Gait recognition method based on adaptive confidence map convolution network

Technical Field

The invention relates to the technical field of computer vision, in particular to a gait recognition method based on a self-adaptive confidence map convolution network.

Background

Identity recognition is an important subject in the field of computer vision and plays an important role in the fields of video monitoring and social security. Gait recognition aims at judging the identity of a person through a walking mode of the person, and compared with other identity recognition algorithms, the gait recognition method has the advantages of non-contact, long acting distance and the like. Gait recognition algorithms are mainly divided into two main categories: appearance-based algorithms and model-based algorithms.

Appearance-based algorithms typically utilize a body contour image as input data that can retain gait information while removing a map. In the early algorithm, a gait template is constructed, and an image sequence is fused into a template image and then is identified. Recent algorithms based on deep learning use convolutional neural networks to extract gait features from gait templates or gait sequences and then identify the gait features. The algorithm based on the appearance is widely applied, but is also easily interfered by external factors, such as the change of the human appearance (clothes change, carrying and the like), the change of the visual angle, the walking speed and the like.

The model-based algorithm models gait using a priori knowledge of the structure and motion of the human body, and is therefore more robust to disturbances such as appearance, perspective, and the like. However, the early algorithms can only be modeled under limited conditions, and are low in application range and accuracy compared with appearance-based algorithms. In recent years, deep learning has attracted wide attention in the computer vision field, and people have applied the deep learning to various vision tasks, wherein a posture estimation algorithm based on the deep learning can more accurately acquire human body posture information, and a new idea is provided for gait recognition based on a model. However, due to the limitation of the performance of the pose estimation algorithm itself and the interference of factors such as occlusion, background interference, low resolution in the image, the pose learning obtained by this method often includes noise. On one hand, the existing gait algorithm based on the posture does not perform targeted processing on noise in the posture data, so that the recognition accuracy is influenced; on the other hand, the relation between the posture data is not utilized, and the extracted gait features are not comprehensive enough.

Disclosure of Invention

The invention provides a gait recognition method based on a self-adaptive confidence map convolution network, aiming at overcoming the defects of the prior art, and aiming at extracting effective gait expression from human body posture key point data containing noise by using the self-adaptive confidence map convolution network and reducing the influence of the noise in the posture data, and simultaneously considering the relation between the posture key points so as to improve the gait recognition accuracy and improve the defect that the prior gait recognition algorithm based on the appearance is sensitive to appearance change.

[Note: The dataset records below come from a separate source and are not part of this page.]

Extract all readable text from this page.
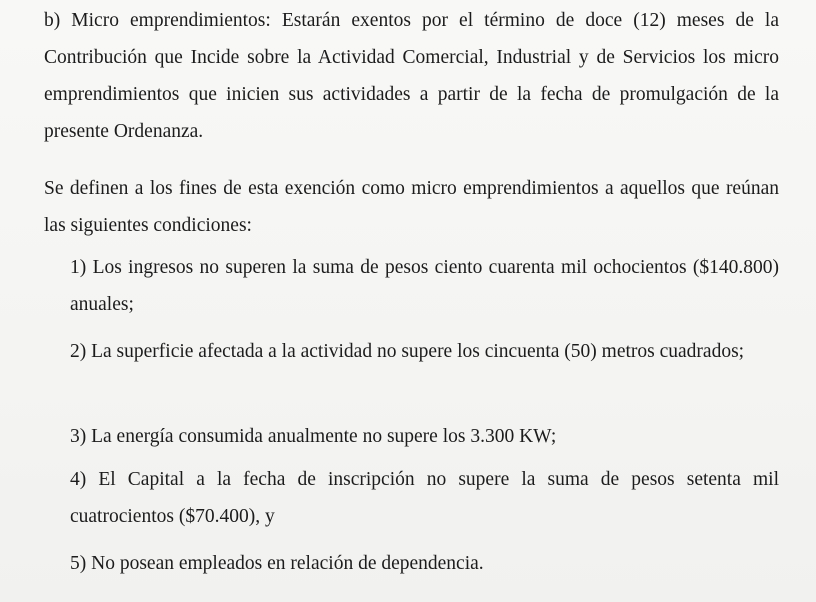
b) Micro emprendimientos: Estarán exentos por el término de doce (12) meses de la Contribución que Incide sobre la Actividad Comercial, Industrial y de Servicios los micro emprendimientos que inicien sus actividades a partir de la fecha de promulgación de la presente Ordenanza.

Se definen a los fines de esta exención como micro emprendimientos a aquellos que reúnan las siguientes condiciones:

1) Los ingresos no superen la suma de pesos ciento cuarenta mil ochocientos ($140.800) anuales;

2) La superficie afectada a la actividad no supere los cincuenta (50) metros cuadrados;

3) La energía consumida anualmente no supere los 3.300 KW;

4) El Capital a la fecha de inscripción no supere la suma de pesos setenta mil cuatrocientos ($70.400), y

5) No posean empleados en relación de dependencia.
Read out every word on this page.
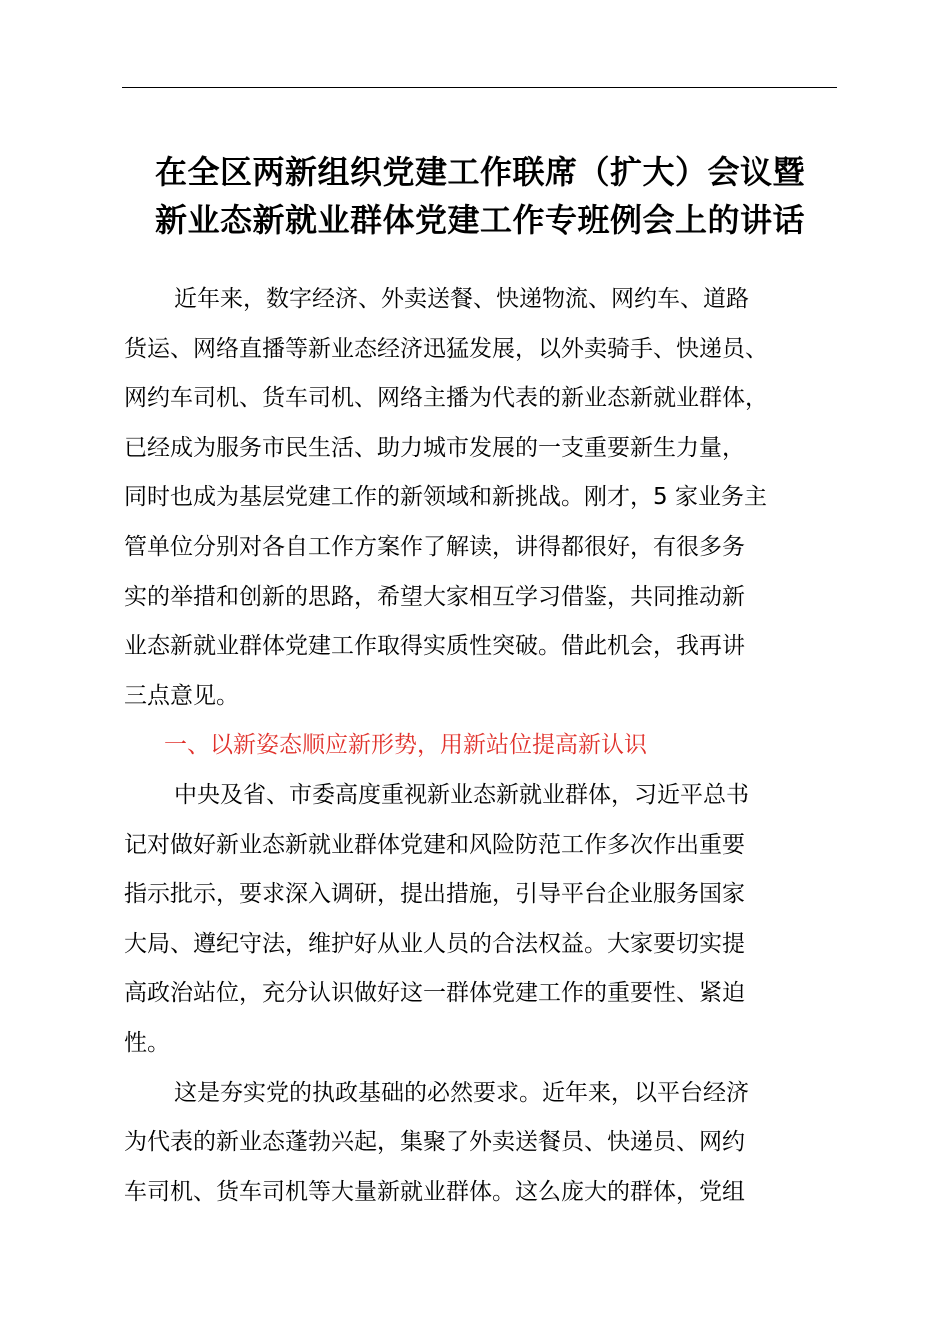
在全区两新组织党建工作联席（扩大）会议暨
新业态新就业群体党建工作专班例会上的讲话
近年来，数字经济、外卖送餐、快递物流、网约车、道路
货运、网络直播等新业态经济迅猛发展，以外卖骑手、快递员、
网约车司机、货车司机、网络主播为代表的新业态新就业群体，
已经成为服务市民生活、助力城市发展的一支重要新生力量，
同时也成为基层党建工作的新领域和新挑战。刚才，5 家业务主
管单位分别对各自工作方案作了解读，讲得都很好，有很多务
实的举措和创新的思路，希望大家相互学习借鉴，共同推动新
业态新就业群体党建工作取得实质性突破。借此机会，我再讲
三点意见。
一、以新姿态顺应新形势，用新站位提高新认识
中央及省、市委高度重视新业态新就业群体，习近平总书
记对做好新业态新就业群体党建和风险防范工作多次作出重要
指示批示，要求深入调研，提出措施，引导平台企业服务国家
大局、遵纪守法，维护好从业人员的合法权益。大家要切实提
高政治站位，充分认识做好这一群体党建工作的重要性、紧迫
性。
这是夯实党的执政基础的必然要求。近年来，以平台经济
为代表的新业态蓬勃兴起，集聚了外卖送餐员、快递员、网约
车司机、货车司机等大量新就业群体。这么庞大的群体，党组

In order to achieve the purpose, the invention adopts the following technical scheme:

the invention relates to a gait recognition method based on a self-adaptive confidence map convolution network, which is characterized by comprising the following steps of:

step 1, extracting human body posture key points from an original video data set by using a posture estimation algorithm, obtaining gait sequences of N T frames, carrying out standardization processing, obtaining a standardized posture skeleton data set and recording the standardized posture skeleton data set as a standard posture skeleton data set

Wherein,

represents the nth normalized pose skeleton sequence, and

representing the nth normalized pose skeleton sequence

A middle t frame posture skeleton;

representing the t frame pose skeleton

The confidence corresponding to the middle posture key point; n1, 2, 1., N, T1, 2., T;

step 2, establishing an adaptive confidence map convolution network model, which comprises the following steps: the system comprises a first-layer input module, an alpha-layer adaptive confidence coefficient module, a beta-layer space-time feature fusion module and a first-layer output module;

the input module is realized by a batch normalization layer;

the self-adaptive confidence module consists of a self-adaptive confidence map convolution layer, a normalization layer, a ReLU activation layer and a Dropout layer in sequence;

the space-time feature fusion module sequentially consists of a self-adaptive graph convolution layer, a normalization layer, a ReLU activation layer, a Dropout layer, a convolution layer, a normalization layer and a ReLU activation layer;

the output module consists of a pooling layer and a full-connection layer with a softmax function;

step 2.1, the standardized posture skeleton is used for describing the posture data in the data set X

According to the human body structure composition, regarding each gesture key point as a vertex set V of the graph, regarding natural connection among the gesture key points as an edge set E of the graph, and forming graph data as G (V, E);

step 2.2, the graph data G is sent to an input module for data normalization processing, and normalized graph data G ' is obtained, wherein V ' represents a normalized vertex set, and E ' represents an adjacency matrix subjected to regularization;

step 2.3, the normalized graph data G' and the confidence coefficient vector in the normalized posture skeleton data set X

Sequential input alpha-layer adaptive confidence modulusExtracting features from the graph data G' according to a preset graph volume operator, and weighting the extracted features by using a confidence coefficient vector; obtaining a space gait feature sequence after an alpha layer self-adaptive confidence coefficient module

Wherein, F_t ^sRepresenting a sequence of spatial features F^sA characteristic map of a middle t-th frame;

step 2.4, the space gait feature sequence is processed

Inputting the data into a beta layer space-time characteristic fusion module in sequence, and utilizing a graph convolution operator to obtain a space gait characteristic sequence F^sFurther extracting deep space gait features, and extracting space-time gait features from the space gait feature sequence by utilizing a time sequence convolution operator; obtaining a space-time gait feature sequence after a space-time feature fusion module of a beta layer

Wherein, F_t ^stRepresenting a sequence of spatio-temporal features F^stThe T th frame characteristic diagram, T' represents the frame number of the space-time characteristic sequence after passing through all the space-time characteristic fusion modules;

step 2.5, the space-time gait feature sequence is processed

Carrying out averaging processing on a time sequence to fuse T' frame feature maps; carrying out average processing on the fused feature images on the space so as to fuse the features of all the attitude key points, thereby obtaining the final gait feature f;

step 2.6, the gait characteristics f are sent to an output module to obtain a prediction result y;

step 3, calculating triple losses according to the gait characteristics f, calculating cross entropy losses according to the prediction result y, updating the weight of the adaptive confidence map convolution network model by using the SGD, and finishing training when the loss value tends to be stable to obtain an optimal adaptive confidence map convolution network model;

and 4, extracting gait features from the sequence to be retrieved and all sequences in the retrieval library by using the optimal self-adaptive confidence map convolution network model, calculating Euclidean distances between the feature to be retrieved and all features in the retrieval library, and sequencing the features from small to large according to the distances to obtain a retrieval result.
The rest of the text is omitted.